Give context to the National Pledge


FINALLY the school holidays are coming to an end.
In a country in which we believe in foisting our children to boarding institutions, this is the time many parents will be happily consigning their loved ones to three months of boarding life.
Some children will be wearing sad faces as they leave to serve another installment of time in school.
Not because they are leaving behind the joys of a history-laden month of April; Chinhoyi Battle, Independence Day and execution of Nehanda and Kaguvi.
It is because no more television, movies and social media applications.
From day one, this term and on, every morning at school thereafter, the children will be reciting the National Pledge:
“Almighty God, in whose hands our future lies, I salute the national flag. “Respecting the brave fathers and mothers who lost lives in the Chimurenga/Umvukela.
“We are proud inheritors of the richness of our natural resources.
“We are proud creators and participants in our vibrant traditions and cultures.
“So I commit to honesty and the dignity of hard work.”
There are many countries that have adopted the concept of a national pledge.
In the Diaspora we have happily let our children recite these foreign pledges designed to humiliate and make traitors of them.
Take the American pledge recited even from pre-schools:
“I pledge allegiance to the flag of the United States of America and to the republic for which it stands, one nation under God, indivisible, with liberty and justice for all.”
It is a pledge to the divinity of American arrogance, supported by history versions from that side.
It is a pledge supported by American commerce and foreign policy.
It is a lived reality.
To some school children in Zimbabwe, the National Pledge will be in addition to singing of the National Anthem and recital of the Lord’s Prayer.
The National Anthem is a stately song that gives a summary of Zimbabwe’s struggle history and blessings.
It is rich in language, rhythm and emotion.
It is a product of a national competition.
It is testimony to the overall winner, the late Solomon Mutsvairo’s genius.
It is constructed in our own language.
It sings very well in the indigenous language.
The National Flag is a product of patriotic heraldry nurtured over struggle years and blossoming with the emphatic people’s victory in 1980.

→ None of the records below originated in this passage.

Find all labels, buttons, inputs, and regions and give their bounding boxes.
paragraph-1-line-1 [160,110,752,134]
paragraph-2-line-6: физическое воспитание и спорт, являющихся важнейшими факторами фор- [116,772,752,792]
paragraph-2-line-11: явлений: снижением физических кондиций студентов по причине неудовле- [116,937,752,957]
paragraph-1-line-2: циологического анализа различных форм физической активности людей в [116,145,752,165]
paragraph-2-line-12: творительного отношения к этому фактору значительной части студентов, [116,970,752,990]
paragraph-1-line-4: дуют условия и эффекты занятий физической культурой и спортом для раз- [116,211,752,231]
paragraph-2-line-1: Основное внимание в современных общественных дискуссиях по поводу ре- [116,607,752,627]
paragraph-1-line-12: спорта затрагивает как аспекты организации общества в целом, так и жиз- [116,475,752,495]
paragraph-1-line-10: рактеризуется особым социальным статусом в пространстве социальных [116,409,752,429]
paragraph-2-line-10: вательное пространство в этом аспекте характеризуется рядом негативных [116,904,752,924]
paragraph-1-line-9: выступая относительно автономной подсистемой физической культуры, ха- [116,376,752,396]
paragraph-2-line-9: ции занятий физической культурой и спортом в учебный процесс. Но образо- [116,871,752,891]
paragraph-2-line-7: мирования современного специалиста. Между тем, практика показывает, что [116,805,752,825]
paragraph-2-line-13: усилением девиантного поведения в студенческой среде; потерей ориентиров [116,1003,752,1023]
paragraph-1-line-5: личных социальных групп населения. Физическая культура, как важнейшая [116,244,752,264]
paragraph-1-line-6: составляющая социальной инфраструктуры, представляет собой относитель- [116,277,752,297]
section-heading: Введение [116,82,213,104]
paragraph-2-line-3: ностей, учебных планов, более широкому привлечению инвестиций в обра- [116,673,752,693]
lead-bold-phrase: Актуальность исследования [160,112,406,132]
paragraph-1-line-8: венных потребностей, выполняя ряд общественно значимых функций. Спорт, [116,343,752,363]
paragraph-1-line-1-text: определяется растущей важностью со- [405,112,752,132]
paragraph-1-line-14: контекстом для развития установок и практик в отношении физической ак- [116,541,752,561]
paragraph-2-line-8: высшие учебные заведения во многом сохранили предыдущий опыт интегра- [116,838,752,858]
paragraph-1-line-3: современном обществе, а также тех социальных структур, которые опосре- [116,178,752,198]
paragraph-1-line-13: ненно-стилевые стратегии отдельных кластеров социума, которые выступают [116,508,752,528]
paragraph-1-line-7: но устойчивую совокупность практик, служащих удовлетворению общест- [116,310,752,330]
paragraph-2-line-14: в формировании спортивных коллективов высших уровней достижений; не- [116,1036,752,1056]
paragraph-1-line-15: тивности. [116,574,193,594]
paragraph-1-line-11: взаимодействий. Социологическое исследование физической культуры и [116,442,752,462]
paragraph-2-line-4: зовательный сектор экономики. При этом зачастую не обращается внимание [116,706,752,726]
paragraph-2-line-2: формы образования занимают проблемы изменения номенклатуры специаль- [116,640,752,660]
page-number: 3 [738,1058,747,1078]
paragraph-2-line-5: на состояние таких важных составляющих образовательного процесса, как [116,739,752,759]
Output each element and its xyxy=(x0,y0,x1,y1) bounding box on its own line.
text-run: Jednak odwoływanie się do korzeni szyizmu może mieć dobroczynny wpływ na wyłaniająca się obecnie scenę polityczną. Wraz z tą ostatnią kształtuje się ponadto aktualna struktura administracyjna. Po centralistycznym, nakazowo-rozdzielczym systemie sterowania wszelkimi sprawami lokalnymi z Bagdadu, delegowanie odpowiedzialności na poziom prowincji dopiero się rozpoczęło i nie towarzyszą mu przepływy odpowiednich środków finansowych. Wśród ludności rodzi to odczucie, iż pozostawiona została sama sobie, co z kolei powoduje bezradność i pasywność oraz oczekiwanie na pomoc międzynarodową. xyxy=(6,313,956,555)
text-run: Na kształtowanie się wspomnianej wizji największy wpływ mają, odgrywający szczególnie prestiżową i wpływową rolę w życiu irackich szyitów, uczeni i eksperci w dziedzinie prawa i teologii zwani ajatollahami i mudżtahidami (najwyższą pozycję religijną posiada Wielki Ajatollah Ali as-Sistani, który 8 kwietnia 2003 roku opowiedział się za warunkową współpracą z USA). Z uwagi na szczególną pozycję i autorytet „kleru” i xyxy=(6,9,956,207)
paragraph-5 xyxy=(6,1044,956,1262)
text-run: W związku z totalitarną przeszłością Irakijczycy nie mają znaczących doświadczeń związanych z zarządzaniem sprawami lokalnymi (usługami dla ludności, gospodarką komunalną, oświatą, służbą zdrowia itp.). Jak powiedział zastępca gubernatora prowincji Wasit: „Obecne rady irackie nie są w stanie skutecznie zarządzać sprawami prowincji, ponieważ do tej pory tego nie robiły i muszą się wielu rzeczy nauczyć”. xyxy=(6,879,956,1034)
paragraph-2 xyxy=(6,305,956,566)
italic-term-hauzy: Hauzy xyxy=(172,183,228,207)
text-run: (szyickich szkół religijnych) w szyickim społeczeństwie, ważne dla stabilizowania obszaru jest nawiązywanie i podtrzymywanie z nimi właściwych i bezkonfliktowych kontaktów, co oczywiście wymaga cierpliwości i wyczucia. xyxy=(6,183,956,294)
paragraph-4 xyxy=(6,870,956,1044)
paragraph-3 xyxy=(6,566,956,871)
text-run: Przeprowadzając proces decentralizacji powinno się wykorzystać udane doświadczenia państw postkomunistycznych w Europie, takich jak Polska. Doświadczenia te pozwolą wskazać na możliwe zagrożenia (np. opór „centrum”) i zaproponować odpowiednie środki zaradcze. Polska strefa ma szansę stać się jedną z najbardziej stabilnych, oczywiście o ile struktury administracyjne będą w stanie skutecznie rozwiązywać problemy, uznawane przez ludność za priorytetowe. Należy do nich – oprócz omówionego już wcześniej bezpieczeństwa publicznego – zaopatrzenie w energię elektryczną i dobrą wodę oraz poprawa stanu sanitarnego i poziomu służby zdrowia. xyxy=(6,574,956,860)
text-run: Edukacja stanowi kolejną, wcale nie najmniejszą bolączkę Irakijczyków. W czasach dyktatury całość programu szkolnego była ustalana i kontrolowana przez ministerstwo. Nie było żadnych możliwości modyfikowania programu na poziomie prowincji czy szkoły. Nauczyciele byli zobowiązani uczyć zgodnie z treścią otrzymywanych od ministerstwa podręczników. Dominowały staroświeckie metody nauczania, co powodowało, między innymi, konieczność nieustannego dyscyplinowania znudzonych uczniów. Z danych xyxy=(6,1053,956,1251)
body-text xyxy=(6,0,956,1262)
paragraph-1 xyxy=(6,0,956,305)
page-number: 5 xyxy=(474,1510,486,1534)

Both are products of deeply engrained historical and cultural existences.
These are nationally relevant symbols expressed in schools and beyond; at any occasion and gathering requiring firing by emotion of patriotic allegiance to Zimbabwe.
We sing the National Anthem and wave the National Flag each time our beloved Warriors line up for a match.
We sing the National Anthem, among other occasions, to begin a school day, to listen to a state speech and to honour national achievement.
The Lord’s Prayer; many of us first encountered it in Sunday school.
I found it too long and it was no big deal missing one or two lines.
That I knew the Moses history around it and grew up in a family that had nightly Bible readings that gave context to the prayer helped little.
At prep school one of the teachers, Mr Chideme, somehow managed to figure out I could not properly recite the prayer.
He always singled me for individual recital. He used a thick stick to drive the demons from my palms.
I am not sure whether I eventually managed, but today each time I fumble my recital I think of old Mr Chideme and his thick stick.
As my son heads back to school to begin daily recital of the National Pledge, I am asking myself: Is this a National Pledge or a National Schools Pledge?
If it is the former then why has the construction and promotion been left to officials in this one Ministry only.
If the latter, how will the zeal be transferred to post school existence?
Was it constructed in our own language?
Will the school children understand the context?
From where will they create the context to attach to the pledge?
The National Pledge, whose recitals begin in schools from next week will be denied the context of complimentary national history.
History is a subject on its way out in many schools.
History and indigenous languages has been relegated to a course for the weaker students.
In the few cases where it is offered, the content and supporting literature still leave a lot to be desired.
And in a number of cases, under the Cambridge syllabus, it is about the French Revolution and Germany unification.
In primary schools, there is a loud cry for learning materials that resonate with the National Pledge.
As our infants begin the Sunrise Reader journey to learn to read, they are told land resources like farms are for David and Jenny’s ancestry, not Tatenda and Chipo’s.
They don’t know the history of the land.
They don’t know the Chimurenga/Umvukela.
Without the right context, our National Pledge will miss the emotion to fire up our patriotism.
We cannot let it become an empty recital.